Avenews, a Kenyan agricultural fintech lender, has partnered with distributor Paves Vetagro Ltd to expand working-capital financing for agro-dealers and stockists across Western Kenya, deepening efforts to ease liquidity constraints in one of the country’s busiest agricultural trading corridors.

The partnership targets agribusinesses operating across Trans Nzoia, West Pokot, Bungoma, Kakamega, Vihiga, Busia, Siaya and neighboring counties, where seasonal demand for farm inputs, livestock products and grain creates recurring financing needs. By embedding credit within existing distribution networks, the companies aim to help businesses replenish inventory, strengthen supplier relationships and meet peak trading demand.

Western Kenya is among the country’s largest agricultural marketplaces, with billions of shillings worth of cereals, livestock, veterinary products and farm inputs moving through commercial hubs such as Kitale, Bungoma and Kakamega each season. Despite robust demand, many small and medium-sized distributors continue to face working-capital shortages that limit their ability to expand.

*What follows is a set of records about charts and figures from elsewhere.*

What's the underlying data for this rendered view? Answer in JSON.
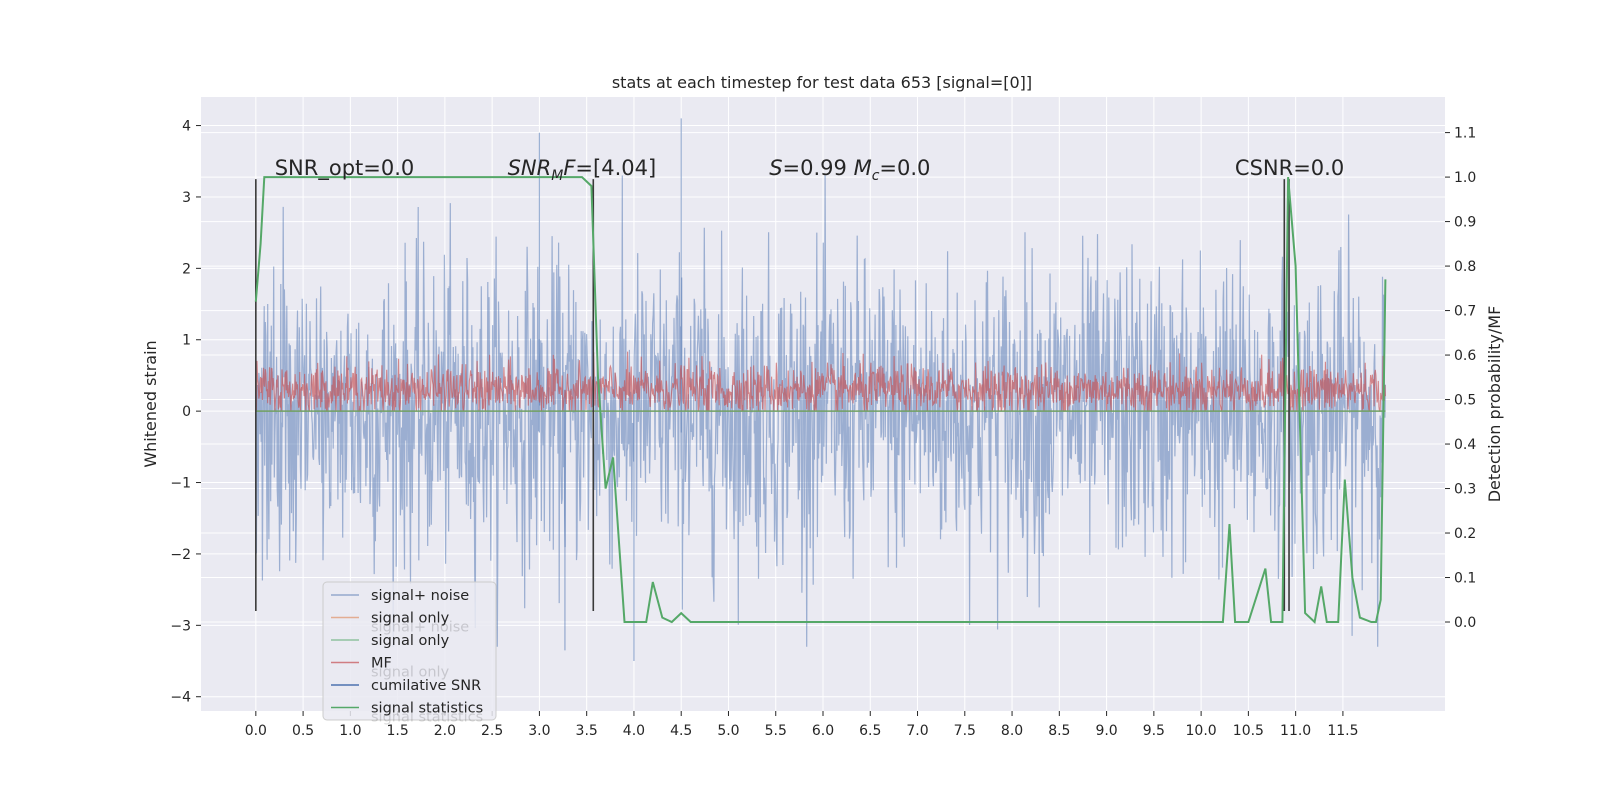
{
  "chart_data": {
    "type": "line",
    "title": "stats at each timestep for test data 653 [signal=[0]]",
    "xlabel": "",
    "ylabel": "Whitened strain",
    "ylabel_right": "Detection probability/MF",
    "xlim": [
      -0.58,
      12.58
    ],
    "ylim": [
      -4.2,
      4.4
    ],
    "ylim_right": [
      -0.2,
      1.18
    ],
    "x_ticks": [
      "0.0",
      "0.5",
      "1.0",
      "1.5",
      "2.0",
      "2.5",
      "3.0",
      "3.5",
      "4.0",
      "4.5",
      "5.0",
      "5.5",
      "6.0",
      "6.5",
      "7.0",
      "7.5",
      "8.0",
      "8.5",
      "9.0",
      "9.5",
      "10.0",
      "10.5",
      "11.0",
      "11.5"
    ],
    "y_ticks": [
      "4",
      "3",
      "2",
      "1",
      "0",
      "−1",
      "−2",
      "−3",
      "−4"
    ],
    "y_ticks_right": [
      "1.1",
      "1.0",
      "0.9",
      "0.8",
      "0.7",
      "0.6",
      "0.5",
      "0.4",
      "0.3",
      "0.2",
      "0.1",
      "0.0"
    ],
    "grid": true,
    "legend_placement": "lower-left",
    "annotations": [
      {
        "text": "SNR_opt=0.0",
        "x": 0.2
      },
      {
        "text": "SNR_MF=[4.04]",
        "x": 2.6
      },
      {
        "text": "S=0.99   M_c=0.0",
        "x": 5.6
      },
      {
        "text": "CSNR=0.0",
        "x": 10.4
      }
    ],
    "vertical_markers": [
      0.0,
      3.57,
      10.88,
      10.93
    ],
    "series": [
      {
        "name": "signal+ noise",
        "color": "#4c72b0",
        "values_summary": "whitened noise, x 0.0–11.95, mostly within ±2.5, peaks near 4.1 at x≈4.5 and 3.9 at x≈3.0, lows near −3.5 at x≈4.0"
      },
      {
        "name": "signal only",
        "color": "#dd8452",
        "values_summary": "≈0 throughout"
      },
      {
        "name": "signal only",
        "color": "#55a868",
        "values_summary": "≈0 throughout"
      },
      {
        "name": "MF",
        "color": "#c44e52",
        "values_summary": "matched filter output, x 0.0–11.95, between 0 and about 0.9"
      },
      {
        "name": "cumilative SNR",
        "color": "#4c72b0",
        "values_summary": "not visible"
      },
      {
        "name": "signal statistics",
        "color": "#55a868",
        "axis": "right",
        "points": [
          [
            0.0,
            0.72
          ],
          [
            0.05,
            0.85
          ],
          [
            0.09,
            1.0
          ],
          [
            0.3,
            1.0
          ],
          [
            1.0,
            1.0
          ],
          [
            2.0,
            1.0
          ],
          [
            3.0,
            1.0
          ],
          [
            3.45,
            1.0
          ],
          [
            3.55,
            0.98
          ],
          [
            3.62,
            0.55
          ],
          [
            3.7,
            0.3
          ],
          [
            3.78,
            0.37
          ],
          [
            3.9,
            0.0
          ],
          [
            4.0,
            0.0
          ],
          [
            4.13,
            0.0
          ],
          [
            4.2,
            0.09
          ],
          [
            4.3,
            0.01
          ],
          [
            4.4,
            0.0
          ],
          [
            4.5,
            0.02
          ],
          [
            4.6,
            0.0
          ],
          [
            4.7,
            0.0
          ],
          [
            5.0,
            0.0
          ],
          [
            7.0,
            0.0
          ],
          [
            9.5,
            0.0
          ],
          [
            10.0,
            0.0
          ],
          [
            10.23,
            0.0
          ],
          [
            10.3,
            0.22
          ],
          [
            10.36,
            0.0
          ],
          [
            10.5,
            0.0
          ],
          [
            10.68,
            0.12
          ],
          [
            10.74,
            0.0
          ],
          [
            10.86,
            0.0
          ],
          [
            10.92,
            1.0
          ],
          [
            11.0,
            0.8
          ],
          [
            11.1,
            0.02
          ],
          [
            11.2,
            0.0
          ],
          [
            11.27,
            0.08
          ],
          [
            11.33,
            0.0
          ],
          [
            11.45,
            0.0
          ],
          [
            11.52,
            0.32
          ],
          [
            11.6,
            0.1
          ],
          [
            11.68,
            0.01
          ],
          [
            11.8,
            0.0
          ],
          [
            11.85,
            0.0
          ],
          [
            11.9,
            0.05
          ],
          [
            11.95,
            0.77
          ]
        ]
      }
    ]
  },
  "legend": [
    {
      "label": "signal+ noise",
      "color": "#4c72b0",
      "alpha": 0.55
    },
    {
      "label": "signal only",
      "color": "#dd8452",
      "alpha": 0.6
    },
    {
      "label": "signal only",
      "color": "#55a868",
      "alpha": 0.6
    },
    {
      "label": "MF",
      "color": "#c44e52",
      "alpha": 0.7
    },
    {
      "label": "cumilative SNR",
      "color": "#4c72b0",
      "alpha": 1.0
    },
    {
      "label": "signal statistics",
      "color": "#55a868",
      "alpha": 1.0
    }
  ],
  "legend_ghost": [
    "signal+ noise",
    "signal only",
    "signal statistics"
  ],
  "colors": {
    "axes_bg": "#eaeaf2",
    "grid": "#ffffff"
  }
}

“Most businesses already have customers and reliable suppliers. What slows them down is cash flow,” Emmanuel Murai, Avenews’ Business Development Director, said during the partnership launch in Kitale. “Our financing gives them the liquidity to stock up when opportunities arise. As they repay, they qualify for additional financing, creating a continuous cycle that supports business growth.”

Founded more than two decades ago, Paves Vetagro has established itself as one of Western Kenya’s largest agricultural distributors, supplying crop protection products, seeds, fertilizers, animal health products, animal feeds and farm equipment through an extensive dealer network. The company said its regional footprint positions it to extend financing solutions to businesses that have historically struggled to access formal credit.

The financing will support enterprises across cereals, dairy, poultry, livestock, horticulture and animal health value chains, allowing merchants to increase purchasing power without disrupting cash flow during seasonal procurement cycles.

The agreement reflects a broader shift in Kenya’s agricultural finance sector toward embedded lending models, where financing is delivered through trusted distributors and supply-chain partners rather than traditional banking channels. Such models allow lenders to leverage existing commercial relationships while improving access to credit for small and medium-sized agribusinesses.

The Kitale initiative forms part of Avenews’ nationwide expansion strategy, with the company planning further engagements across Western Kenya in July as it seeks to onboard more stockists and distributors. Insights gathered from the region will also inform the company’s expansion into other high-potential agricultural markets across Kenya.

Established in 2017, Avenews focuses on financing agricultural SMEs through partnerships with distributors, aggregators and other ecosystem players. The company says its model is designed to help address Africa’s estimated $65 billion agribusiness financing gap by improving access to working capital for businesses operating along agricultural value chains.